You who I don’t know I don’t know how to talk to you
—What is it like for you there?
– from ‘Sanctuary’ by Jean Valentine, in Door in the Mountain: New and Collected Poems, 1965-2003 (2004)
The opening lines of Valentine’s poem capture the disquiet terrain of the world as seen from the inside out, through the lens of an anxious psyche. Likewise, in Facing It, a young man of perhaps college age named Shaun grapples with the feeling of being trapped in the cage of his own mind, helpless to escape it. The viewer is given access to Shaun’s eyes and ears. His sensory perspective is dreamlike: imaginative, yet brushing up against a recognisable reality. But, as you might expect, it’s not a pleasant dream – his world is populated by characters with strange clay faces that sit atop human bodies, and their muffled voices echo incomprehensibly. As if submerged underwater, Shaun is out of his depth.
Following the trajectory of Shaun’s thoughts, the film floats back in time between the past and the present – the two indelibly interconnected. In the present, Shaun’s face is a vision of blue melancholy, melting and dripping as he makes panicked attempts to converse at a pub. We see these emotions at play, personified in the form of limbs that appear out of nowhere, stifling his efforts to socialise. Hands push and pull at his face, pluck out his eyes and cover his mouth mid-conversation; a foot kicks a glass out of his hand. Flashbacks reveal the ways in which he has become the embodiment of his past relationships; in particular, the troubled one with his parents.
To make Shaun’s raw emotions vivid and visceral, the UK filmmaker Sam Gainsborough deploys a mixed-media technique. Combining claymation, pixelation and live-action – a laborious and artful process – Gainsborough blends analogue and digital media. Through handmade indentations and growths on the clay faces, he inverts Shaun’s inner stress response, rendering it ever-present and tactile. And by integrating live-action human bodies and settings, he grounds Shaun’s experience in intertwined physical and emotional spaces, building an uneasy mood some viewers might find all too relatable.

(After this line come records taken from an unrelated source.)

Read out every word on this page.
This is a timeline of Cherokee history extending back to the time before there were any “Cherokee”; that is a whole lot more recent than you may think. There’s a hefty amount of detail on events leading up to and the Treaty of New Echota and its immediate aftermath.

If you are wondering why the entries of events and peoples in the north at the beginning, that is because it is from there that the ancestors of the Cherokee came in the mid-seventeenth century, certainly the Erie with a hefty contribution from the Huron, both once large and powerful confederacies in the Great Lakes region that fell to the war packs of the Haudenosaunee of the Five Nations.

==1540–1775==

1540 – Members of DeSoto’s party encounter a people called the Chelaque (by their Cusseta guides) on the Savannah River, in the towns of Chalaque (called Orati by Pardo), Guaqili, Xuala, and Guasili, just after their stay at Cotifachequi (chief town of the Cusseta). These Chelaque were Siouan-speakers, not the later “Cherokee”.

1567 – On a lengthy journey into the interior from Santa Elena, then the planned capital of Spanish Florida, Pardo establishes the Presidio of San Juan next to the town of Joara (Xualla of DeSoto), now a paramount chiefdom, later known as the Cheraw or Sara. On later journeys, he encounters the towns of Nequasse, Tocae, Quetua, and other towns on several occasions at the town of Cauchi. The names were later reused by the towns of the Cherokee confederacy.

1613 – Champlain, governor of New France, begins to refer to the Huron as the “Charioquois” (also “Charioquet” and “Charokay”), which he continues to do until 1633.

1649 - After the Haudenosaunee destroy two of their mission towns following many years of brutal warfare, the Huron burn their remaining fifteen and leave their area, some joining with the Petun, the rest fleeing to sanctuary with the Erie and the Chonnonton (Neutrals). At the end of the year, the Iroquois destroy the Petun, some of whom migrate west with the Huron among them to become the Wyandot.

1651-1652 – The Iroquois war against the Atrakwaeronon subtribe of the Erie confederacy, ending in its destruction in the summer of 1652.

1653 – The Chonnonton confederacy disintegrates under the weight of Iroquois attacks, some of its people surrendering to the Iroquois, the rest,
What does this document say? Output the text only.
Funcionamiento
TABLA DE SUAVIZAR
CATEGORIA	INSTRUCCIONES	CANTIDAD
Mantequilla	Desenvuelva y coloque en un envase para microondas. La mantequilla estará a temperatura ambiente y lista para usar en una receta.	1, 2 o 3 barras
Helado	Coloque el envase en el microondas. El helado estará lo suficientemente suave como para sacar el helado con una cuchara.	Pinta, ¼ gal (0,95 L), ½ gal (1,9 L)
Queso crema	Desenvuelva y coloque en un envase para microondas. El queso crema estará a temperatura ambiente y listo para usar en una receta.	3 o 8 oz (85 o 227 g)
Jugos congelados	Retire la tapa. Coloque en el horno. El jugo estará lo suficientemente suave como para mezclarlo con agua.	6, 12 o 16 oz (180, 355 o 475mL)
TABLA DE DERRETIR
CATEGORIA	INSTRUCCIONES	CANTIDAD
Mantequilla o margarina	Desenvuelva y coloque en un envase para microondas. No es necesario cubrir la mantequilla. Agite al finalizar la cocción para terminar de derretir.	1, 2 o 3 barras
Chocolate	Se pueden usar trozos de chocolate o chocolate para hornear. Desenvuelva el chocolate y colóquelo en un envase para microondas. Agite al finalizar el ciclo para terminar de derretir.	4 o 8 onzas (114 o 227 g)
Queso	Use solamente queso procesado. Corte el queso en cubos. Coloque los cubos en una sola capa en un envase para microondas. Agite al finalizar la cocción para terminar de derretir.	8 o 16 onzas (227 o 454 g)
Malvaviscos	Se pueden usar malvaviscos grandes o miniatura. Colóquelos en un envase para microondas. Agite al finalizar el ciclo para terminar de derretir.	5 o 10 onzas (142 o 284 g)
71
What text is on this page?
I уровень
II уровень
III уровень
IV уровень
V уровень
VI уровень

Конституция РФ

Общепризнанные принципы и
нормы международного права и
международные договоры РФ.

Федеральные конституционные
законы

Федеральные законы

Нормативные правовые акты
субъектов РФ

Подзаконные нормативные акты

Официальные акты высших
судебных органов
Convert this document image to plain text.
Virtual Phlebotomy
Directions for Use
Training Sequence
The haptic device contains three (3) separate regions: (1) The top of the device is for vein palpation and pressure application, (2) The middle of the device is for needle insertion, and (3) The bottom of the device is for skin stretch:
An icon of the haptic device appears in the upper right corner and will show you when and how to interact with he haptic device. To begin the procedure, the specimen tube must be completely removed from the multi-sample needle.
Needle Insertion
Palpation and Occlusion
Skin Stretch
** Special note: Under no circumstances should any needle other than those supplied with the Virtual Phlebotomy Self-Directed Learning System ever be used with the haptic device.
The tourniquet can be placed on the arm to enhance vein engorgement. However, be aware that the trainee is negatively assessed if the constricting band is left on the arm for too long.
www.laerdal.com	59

By providing a window into Shaun’s internal world, Gainsborough highlights how our emotions and experiences are more complicated than even we can see, and tethered to our past, present and imagined future. The film reminds us that we can’t decode internal states by watching outward behaviours, since our exteriors are only the tip of a vast iceberg. As the speaker in Valentine’s poem ponders, even if we ‘imagine other solitudes’ and ‘listen for what it is like there’, it’s impossible to know what it is to be anyone else but us – even if, as Facing It seems to argue, it’s still worth trying.